A special legislative commission in Puerto Rico is considering a bill that would put the US territory on track to meet its electric demand with 100 percent renewable energy by 2050, as well as streamline grid interconnection of distributed energy and microgrids.
The proposed “Public Policy Law on Energy Diversification through Sustainable and Alternative Renewable Energy in Puerto Rico” also moves the ball on several other clean energy initiatives.
In addition to seeking 100 percent renewable energy, the bill would eliminate coal-fired generation by 2028. It would launch a study by Puerto Rico’s Energy Bureau to set goals for energy storage. And retail energy providers would gain the ability to purchase any type of renewable energy certificates, including those created by homes and businesses using net metering.
The bill is the latest initiative by Puerto Rico’s government in response to the devastation wrought by Hurricane Maria last year, as well as resolve longstanding price and reliability issues regarding bankrupt, state-owned utility Puerto Rico Electric Power Authority (PREPA).
Central urgency in Puerto Rico
Meanwhile, Puerto Ricans are moving ahead of politics and government when it comes to their energy future. A growing number of homeowners, public services agencies and non-governmental organizations, communities and businesses are investing in solar photovoltaic (PV) and battery-based energy storage systems, as well as minigrids and microgrids.
“There’s a central sense of urgency developing that we need to be independent of the centralized grid, and industry players and Puerto Ricans are moving ahead and doing that,” said San Juan resident and Sunnova General Manager Karla Zambrana Meléndez. Sunnova is the leading residential solar energy and battery energy storage systems installation and finance company on the island.
The bill’s authors say that the proposed Public Energy Policy Law of Puerto Rico (for short) would guide creation of an energy system that’s resilient, reliable and robust, with fair and reasonable tariffs for all classes of consumers. If enacted, it would also help consumers generate their own energy and facilitate interconnection to distributed generation and microgrids.

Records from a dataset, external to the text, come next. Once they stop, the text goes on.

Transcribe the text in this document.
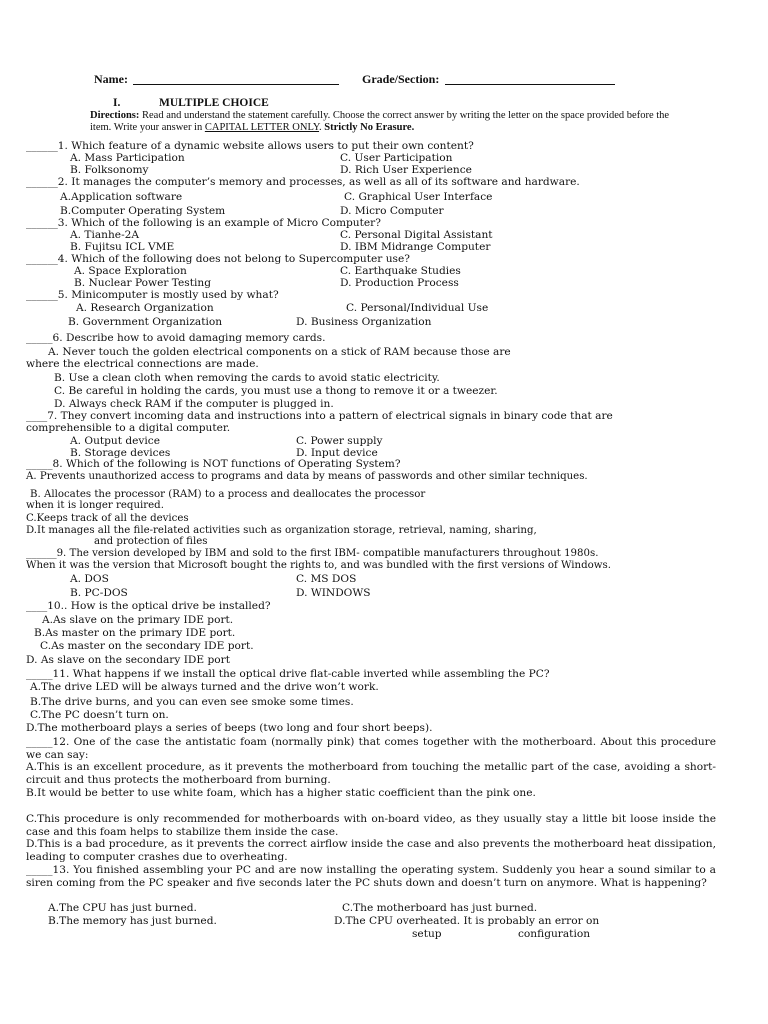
Name:	Grade/Section:
I.	MULTIPLE CHOICE
Directions: Read and understand the statement carefully. Choose the correct answer by writing the letter on the space provided before the item. Write your answer in CAPITAL LETTER ONLY. Strictly No Erasure.
______1. Which feature of a dynamic website allows users to put their own content?
A. Mass Participation	C. User Participation
B. Folksonomy	D. Rich User Experience
______2. It manages the computer’s memory and processes, as well as all of its software and hardware.
A.Application software	C. Graphical User Interface
B.Computer Operating System	D. Micro Computer
______3. Which of the following is an example of Micro Computer?
A. Tianhe-2A	C. Personal Digital Assistant
B. Fujitsu ICL VME	D. IBM Midrange Computer
______4. Which of the following does not belong to Supercomputer use?
A. Space Exploration	C. Earthquake Studies
B. Nuclear Power Testing	D. Production Process
______5. Minicomputer is mostly used by what?
A. Research Organization	C. Personal/Individual Use
B. Government Organization	D. Business Organization
_____6. Describe how to avoid damaging memory cards.
A. Never touch the golden electrical components on a stick of RAM because those are
where the electrical connections are made.
B. Use a clean cloth when removing the cards to avoid static electricity.
C. Be careful in holding the cards, you must use a thong to remove it or a tweezer.
D. Always check RAM if the computer is plugged in.
____7. They convert incoming data and instructions into a pattern of electrical signals in binary code that are
comprehensible to a digital computer.
A. Output device	C. Power supply
B. Storage devices	D. Input device
_____8. Which of the following is NOT functions of Operating System?
A. Prevents unauthorized access to programs and data by means of passwords and other similar techniques.
B. Allocates the processor (RAM) to a process and deallocates the processor
when it is longer required.
C.Keeps track of all the devices
D.It manages all the file-related activities such as organization storage, retrieval, naming, sharing,
and protection of files
______9. The version developed by IBM and sold to the first IBM- compatible manufacturers throughout 1980s.
When it was the version that Microsoft bought the rights to, and was bundled with the first versions of Windows.
A. DOS	C. MS DOS
B. PC-DOS	D. WINDOWS
____10.. How is the optical drive be installed?
A.As slave on the primary IDE port.
B.As master on the primary IDE port.
C.As master on the secondary IDE port.
D. As slave on the secondary IDE port
_____11. What happens if we install the optical drive flat-cable inverted while assembling the PC?
A.The drive LED will be always turned and the drive won’t work.
B.The drive burns, and you can even see smoke some times.
C.The PC doesn’t turn on.
D.The motherboard plays a series of beeps (two long and four short beeps).
_____12. One of the case the antistatic foam (normally pink) that comes together with the motherboard. About this procedure we can say:
A.This is an excellent procedure, as it prevents the motherboard from touching the metallic part of the case, avoiding a short-circuit and thus protects the motherboard from burning.
B.It would be better to use white foam, which has a higher static coefficient than the pink one.
C.This procedure is only recommended for motherboards with on-board video, as they usually stay a little bit loose inside the case and this foam helps to stabilize them inside the case.
D.This is a bad procedure, as it prevents the correct airflow inside the case and also prevents the motherboard heat dissipation, leading to computer crashes due to overheating.
_____13. You finished assembling your PC and are now installing the operating system. Suddenly you hear a sound similar to a siren coming from the PC speaker and five seconds later the PC shuts down and doesn’t turn on anymore. What is happening?
A.The CPU has just burned.	C.The motherboard has just burned.
B.The memory has just burned.	D.The CPU overheated. It is probably an error on
setup	configuration
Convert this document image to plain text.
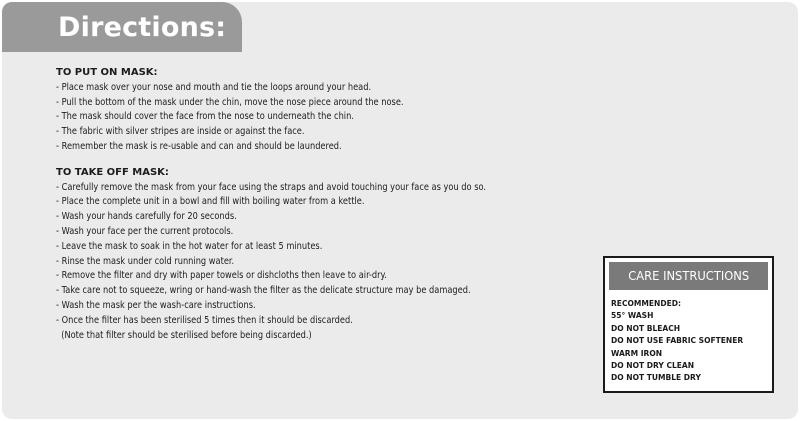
Directions:

TO PUT ON MASK:

- Place mask over your nose and mouth and tie the loops around your head.
- Pull the bottom of the mask under the chin, move the nose piece around the nose.
- The mask should cover the face from the nose to underneath the chin.
- The fabric with silver stripes are inside or against the face.
- Remember the mask is re-usable and can and should be laundered.

TO TAKE OFF MASK:

- Carefully remove the mask from your face using the straps and avoid touching your face as you do so.
- Place the complete unit in a bowl and fill with boiling water from a kettle.
- Wash your hands carefully for 20 seconds.
- Wash your face per the current protocols.
- Leave the mask to soak in the hot water for at least 5 minutes.
- Rinse the mask under cold running water.
- Remove the filter and dry with paper towels or dishcloths then leave to air-dry.
- Take care not to squeeze, wring or hand-wash the filter as the delicate structure may be damaged.
- Wash the mask per the wash-care instructions.
- Once the filter has been sterilised 5 times then it should be discarded.
(Note that filter should be sterilised before being discarded.)
CARE INSTRUCTIONS
RECOMMENDED:
55° WASH
DO NOT BLEACH
DO NOT USE FABRIC SOFTENER
WARM IRON
DO NOT DRY CLEAN
DO NOT TUMBLE DRY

Furthermore, it would modify the 1941 Puerto Rico Electricity Power Authority (PREPA) Law to restructure the Government Board of the Electric Power Authority so as to align the regulatory body’s policies and decision-making with the bill’s aims and goals.
A 180-degree shift
Puerto Ricans’ lives, and their views and actions regarding energy, turned 180 degrees in the wake of Hurricane Maria, according to Zambrana Meléndez. Customers, by and large, wanted grid-connected PV systems before Hurricane Maria. Since then, Sunnova has been installing solar-plus-storage systems exclusively.
“Customers are willing to pay for resiliency, and they’re asking for solar-plus-storage,” Zambrana Meléndez said.
The company, along with its business partners and industry peers, has been lobbying government to ensure that solar, energy storage and distributed energy play a central role in the national energy strategy the government is expected to present to the public by year-end, she said.
Fine for interconnection delays
One key aspect of the proposed renewable energy bill is that it would ensure that the interconnection process isn’t unnecessarily long or onerous for consumers. It would limit the interconnection of “non-exporting systems” (those that don’t send electricity back on to the grid) to simply notifiying the utility. In addition, it would limit the time the utility takes to interconnect behind-the-meter, solar-plus-storage systems that do export electricity to the grid to 90 days. Failure to do so would result in a fine of $1,000 per day per system, according to Meghan Nutting, executive vice president, policy and communications for Sunnova.
“Very few bills in the past have included enforcement mechanisms. This bill goes further than any other by including penalties for not meeting deadlines, Nutting said.
But Nutting added the bill could go further. “It’s still important PREPA is overseen by a strong, bipartisan, independent regulator, and the legislation could include more language to assure that.”
Looking ahead, members of the special commission on energy need to pass the bill in order for it to be presented and voted on by Puerto Rico’s House of Representatives and Senate. It would then move on to Governor Ricard Roselló.
Sunnova expects the bill will pass into law, and before year-end, when the government is due to present its new energy market and regulatory strategy, according to Zambrana Meléndez.
If the bill becomes law, Puerto Rico would join a growing worldwide movement by cities, states and countries to pursue 100 percent renewable energy or similar clean energy goals. For example, California Gov. Jerry Brown last month signed into law a mandate that the state achieve 100 percent zero-carbon electricity by 2045. Separately, California also enacted a law to streamline microgrid interconnection and make other changes to encourage microgrid development.